In his essay "The American Dream", which was published back in the October 1973 issue of The Freeman, John E. Nestler reflects:
"Whereas the American Dream was once equated with certain principles of freedom, it is now equated with things. The American Dream has undergone a metamorphosis from principles to materialism. ... When people are concerned more with the attainment of things than with the maintenance of principles, it is a sign of moral decay. And it is through such decay that loss of freedom occurs."
Thirty years later, in the June 2003 issue of The Freeman, Lawrence W. Reed published an excellent and timely article entitled "The True Meaning of Patriotism". In it Reed writes:
"I subscribe to a patriotism rooted in ideas that in turn gave birth to a country, but it's the ideas that I think of when I'm feeling patriotic. I'm a patriotic American because I revere the ideas that motivated the Founders and compelled them, in many instances, to put their lives, fortunes and sacred honor on the line."
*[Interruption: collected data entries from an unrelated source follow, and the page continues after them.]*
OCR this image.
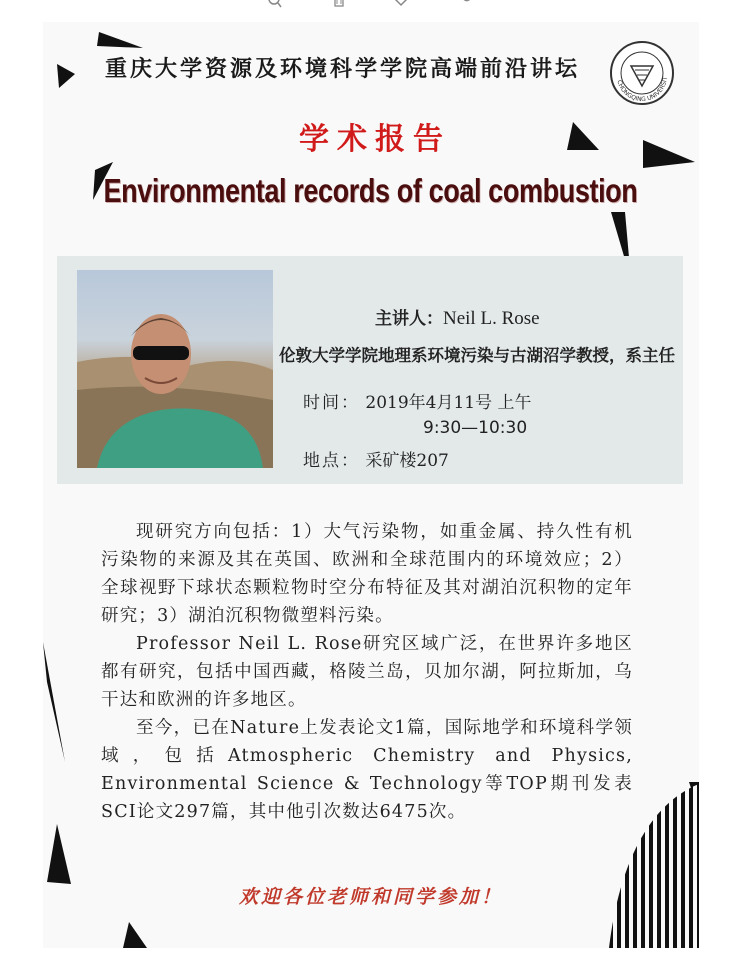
重庆大学资源及环境科学学院高端前沿讲坛
CHONGQING UNIVERSIT
学术报告
Environmental records of coal combustion
主讲人：Neil L. Rose
伦敦大学学院地理系环境污染与古湖沼学教授，系主任
时间： 2019年4月11号 上午
9:30—10:30
地点： 采矿楼207

现研究方向包括：1）大气污染物，如重金属、持久性有机污染物的来源及其在英国、欧洲和全球范围内的环境效应；2）全球视野下球状态颗粒物时空分布特征及其对湖泊沉积物的定年研究；3）湖泊沉积物微塑料污染。

Professor Neil L. Rose研究区域广泛，在世界许多地区都有研究，包括中国西藏，格陵兰岛，贝加尔湖，阿拉斯加，乌干达和欧洲的许多地区。

至今，已在Nature上发表论文1篇，国际地学和环境科学领域，包括Atmospheric Chemistry and Physics, Environmental Science & Technology等TOP期刊发表SCI论文297篇，其中他引次数达6475次。

欢迎各位老师和同学参加！
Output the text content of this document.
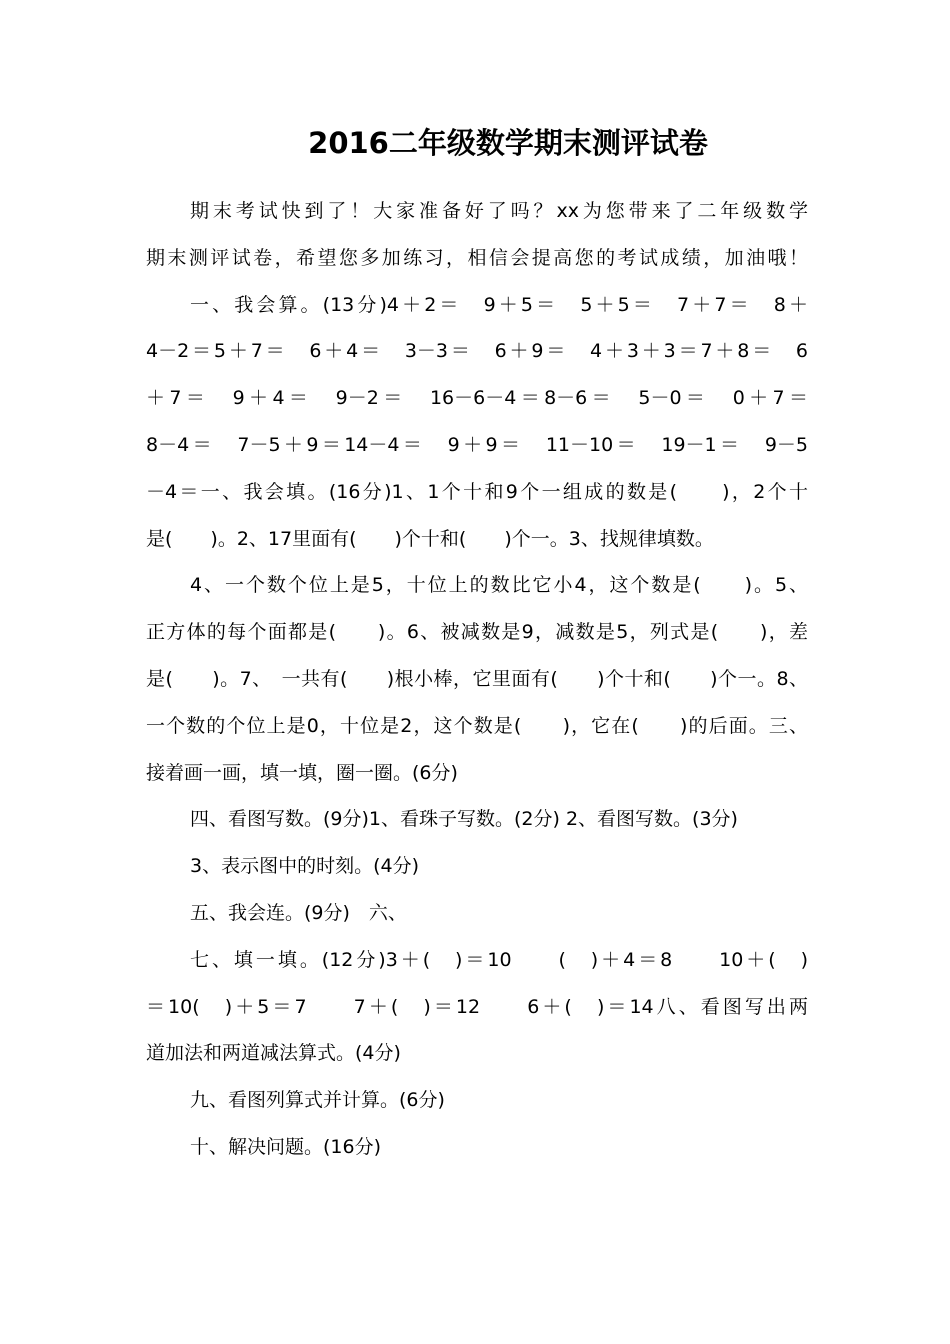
2016二年级数学期末测评试卷
期末考试快到了！大家准备好了吗？xx为您带来了二年级数学
期末测评试卷，希望您多加练习，相信会提高您的考试成绩，加油哦！
一、我会算。(13分)4＋2＝　9＋5＝　5＋5＝　7＋7＝　8＋
4－2＝5＋7＝　6＋4＝　3－3＝　6＋9＝　4＋3＋3＝7＋8＝　6
＋7＝　9＋4＝　9－2＝　16－6－4＝8－6＝　5－0＝　0＋7＝
8－4＝　7－5＋9＝14－4＝　9＋9＝　11－10＝　19－1＝　9－5
－4＝一、我会填。(16分)1、1个十和9个一组成的数是(　　)，2个十
是(　　)。2、17里面有(　　)个十和(　　)个一。3、找规律填数。
4、一个数个位上是5，十位上的数比它小4，这个数是(　　)。5、
正方体的每个面都是(　　)。6、被减数是9，减数是5，列式是(　　)，差
是(　　)。7、　一共有(　　)根小棒，它里面有(　　)个十和(　　)个一。8、
一个数的个位上是0，十位是2，这个数是(　　)，它在(　　)的后面。三、
接着画一画，填一填，圈一圈。(6分)
四、看图写数。(9分)1、看珠子写数。(2分) 2、看图写数。(3分)
3、表示图中的时刻。(4分)
五、我会连。(9分)　六、
七、填一填。(12分)3＋(　)＝10　　(　)＋4＝8　　10＋(　)
＝10(　)＋5＝7　　7＋(　)＝12　　6＋(　)＝14八、看图写出两
道加法和两道减法算式。(4分)
九、看图列算式并计算。(6分)
十、解决问题。(16分)
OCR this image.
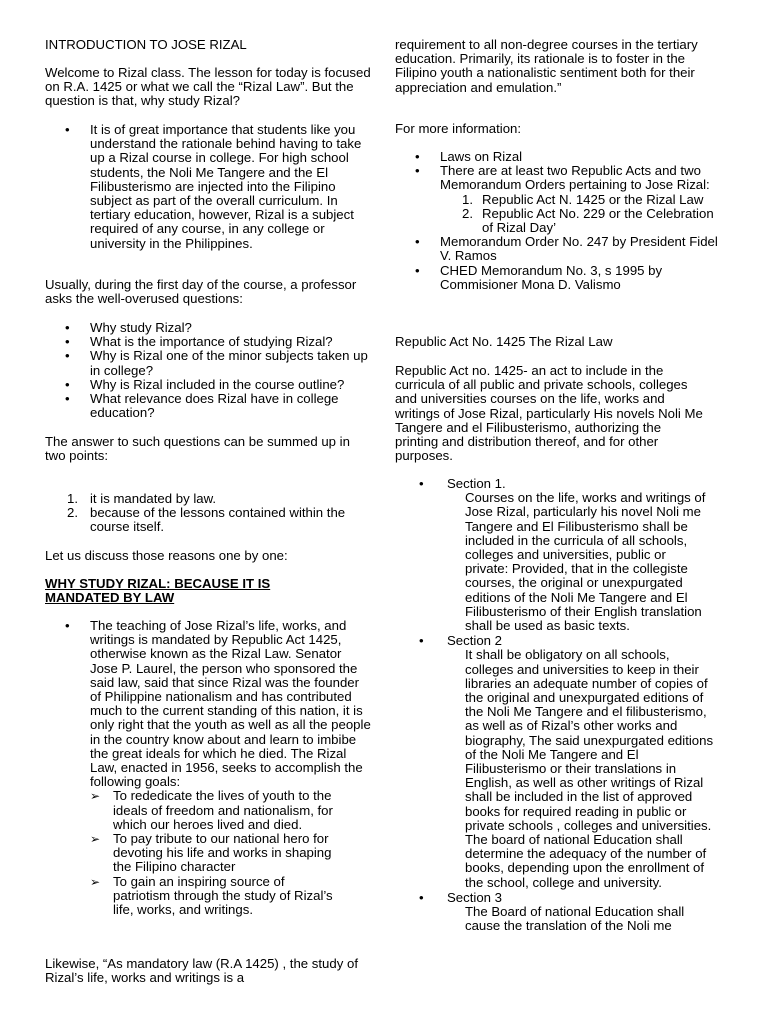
INTRODUCTION TO JOSE RIZAL

Welcome to Rizal class. The lesson for today is focused on R.A. 1425 or what we call the “Rizal Law”. But the question is that, why study Rizal?

• It is of great importance that students like you understand the rationale behind having to take up a Rizal course in college. For high school students, the Noli Me Tangere and the El Filibusterismo are injected into the Filipino subject as part of the overall curriculum. In tertiary education, however, Rizal is a subject required of any course, in any college or university in the Philippines.

Usually, during the first day of the course, a professor asks the well-overused questions:

• Why study Rizal?
• What is the importance of studying Rizal?
• Why is Rizal one of the minor subjects taken up in college?
• Why is Rizal included in the course outline?
• What relevance does Rizal have in college education?

The answer to such questions can be summed up in two points:

1. it is mandated by law.
2. because of the lessons contained within the course itself.

Let us discuss those reasons one by one:

WHY STUDY RIZAL: BECAUSE IT IS MANDATED BY LAW

• The teaching of Jose Rizal’s life, works, and writings is mandated by Republic Act 1425, otherwise known as the Rizal Law. Senator Jose P. Laurel, the person who sponsored the said law, said that since Rizal was the founder of Philippine nationalism and has contributed much to the current standing of this nation, it is only right that the youth as well as all the people in the country know about and learn to imbibe the great ideals for which he died. The Rizal Law, enacted in 1956, seeks to accomplish the following goals:
➢ To rededicate the lives of youth to the ideals of freedom and nationalism, for which our heroes lived and died.
➢ To pay tribute to our national hero for devoting his life and works in shaping the Filipino character
➢ To gain an inspiring source of patriotism through the study of Rizal’s life, works, and writings.

Likewise, “As mandatory law (R.A 1425) , the study of Rizal’s life, works and writings is a

requirement to all non-degree courses in the tertiary education. Primarily, its rationale is to foster in the Filipino youth a nationalistic sentiment both for their appreciation and emulation.”

For more information:

• Laws on Rizal
• There are at least two Republic Acts and two Memorandum Orders pertaining to Jose Rizal:
1. Republic Act N. 1425 or the Rizal Law
2. Republic Act No. 229 or the Celebration of Rizal Day’
• Memorandum Order No. 247 by President Fidel V. Ramos
• CHED Memorandum No. 3, s 1995 by Commisioner Mona D. Valismo

Republic Act No. 1425 The Rizal Law

Republic Act no. 1425- an act to include in the curricula of all public and private schools, colleges and universities courses on the life, works and writings of Jose Rizal, particularly His novels Noli Me Tangere and el Filibusterismo, authorizing the printing and distribution thereof, and for other purposes.

• Section 1.

Courses on the life, works and writings of Jose Rizal, particularly his novel Noli me Tangere and El Filibusterismo shall be included in the curricula of all schools, colleges and universities, public or private: Provided, that in the collegiste courses, the original or unexpurgated editions of the Noli Me Tangere and El Filibusterismo of their English translation shall be used as basic texts.

• Section 2

It shall be obligatory on all schools, colleges and universities to keep in their libraries an adequate number of copies of the original and unexpurgated editions of the Noli Me Tangere and el filibusterismo, as well as of Rizal’s other works and biography, The said unexpurgated editions of the Noli Me Tangere and El Filibusterismo or their translations in English, as well as other writings of Rizal shall be included in the list of approved books for required reading in public or private schools , colleges and universities. The board of national Education shall determine the adequacy of the number of books, depending upon the enrollment of the school, college and university.

• Section 3

The Board of national Education shall cause the translation of the Noli me
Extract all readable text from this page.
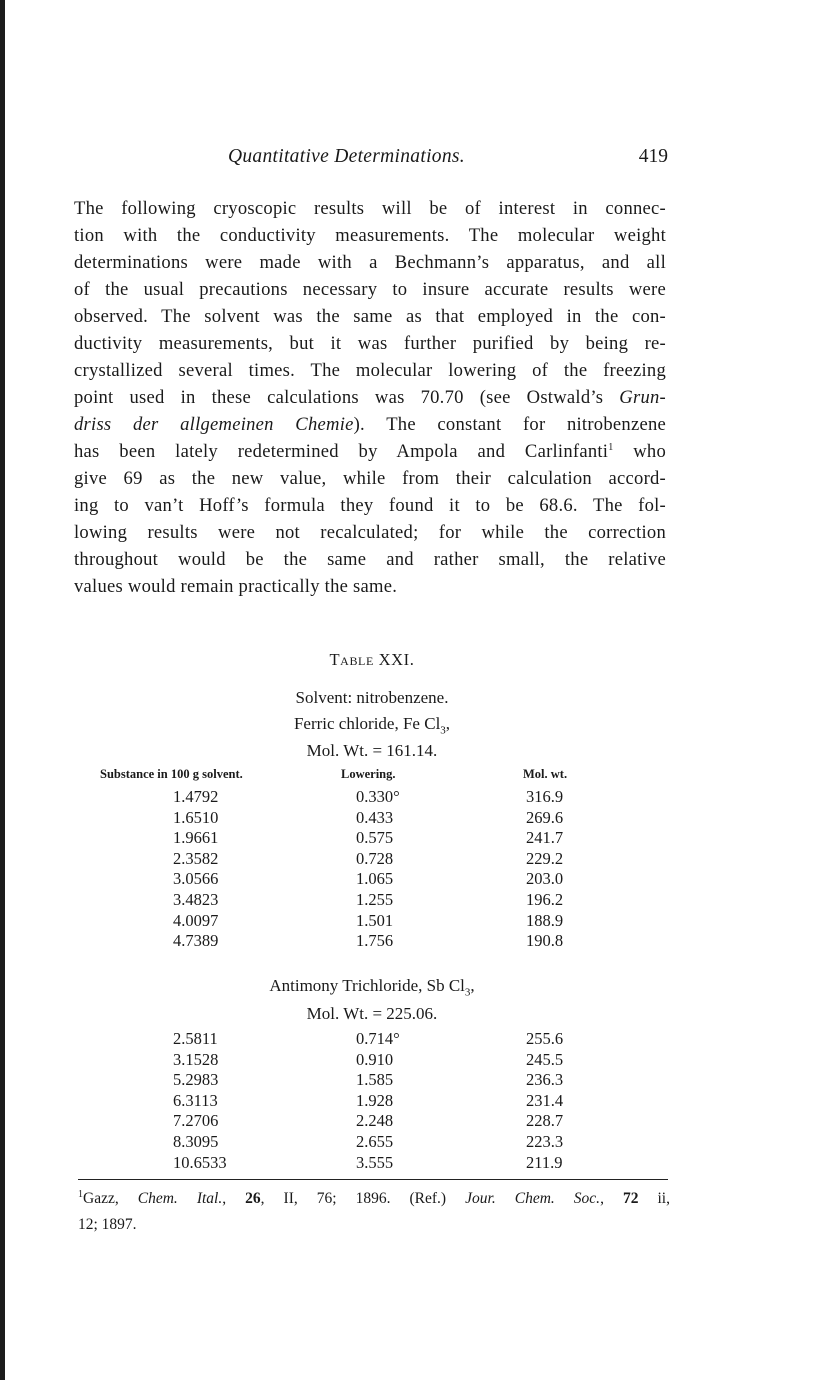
Quantitative Determinations.	419
The following cryoscopic results will be of interest in connec-
tion with the conductivity measurements. The molecular weight
determinations were made with a Bechmann’s apparatus, and all
of the usual precautions necessary to insure accurate results were
observed. The solvent was the same as that employed in the con-
ductivity measurements, but it was further purified by being re-
crystallized several times. The molecular lowering of the freezing
point used in these calculations was 70.70 (see Ostwald’s Grun-
driss der allgemeinen Chemie). The constant for nitrobenzene
has been lately redetermined by Ampola and Carlinfanti$^1$ who
give 69 as the new value, while from their calculation accord-
ing to van’t Hoff’s formula they found it to be 68.6. The fol-
lowing results were not recalculated; for while the correction
throughout would be the same and rather small, the relative
values would remain practically the same.
Table XXI.
Solvent: nitrobenzene.
Ferric chloride, Fe $Cl_3$,
Mol. Wt. = 161.14.
Substance in 100 g solvent.	Lowering.	Mol. wt.
1.4792	0.330°	316.9
1.6510	0.433	269.6
1.9661	0.575	241.7
2.3582	0.728	229.2
3.0566	1.065	203.0
3.4823	1.255	196.2
4.0097	1.501	188.9
4.7389	1.756	190.8
Antimony Trichloride, Sb $Cl_3$,
Mol. Wt. = 225.06.
2.5811	0.714°	255.6
3.1528	0.910	245.5
5.2983	1.585	236.3
6.3113	1.928	231.4
7.2706	2.248	228.7
8.3095	2.655	223.3
10.6533	3.555	211.9
$^1$Gazz, Chem. Ital., 26, II, 76; 1896. (Ref.) Jour. Chem. Soc., 72 ii,
12; 1897.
More recently, Chuck Baldwin emphatically stated in his article Can You Imagine This Country?, that material gain is not the American Dream. Baldwin writes:
"We hear much today about the American dream. By "the American dream," most people mean buying a big house, driving an expensive automobile, and making a lot of money. However, this was not the dream envisioned by the Founding Fathers. Remember that, for the most part, America's founders gave up their material wealth and substance for something they considered of far greater worth. Unfortunately, this hedonistic generation knows little of the kind of sacrificial spirit personified in the lives of America's patriarchs.
In the minds of the founders, liberty--with all of its intrinsic risks--was more desirable than material prosperity, if that prosperity was accompanied with despotism or collectivism. So strong was their desire that they were willing to give up the latter in order to procure the former for themselves and their posterity.
How dare Americans today refer to material gain as "the American dream." It is not! It is the freedom to honestly pursue one's goals that should be celebrated. Material gain is only a fruit of freedom, not its root."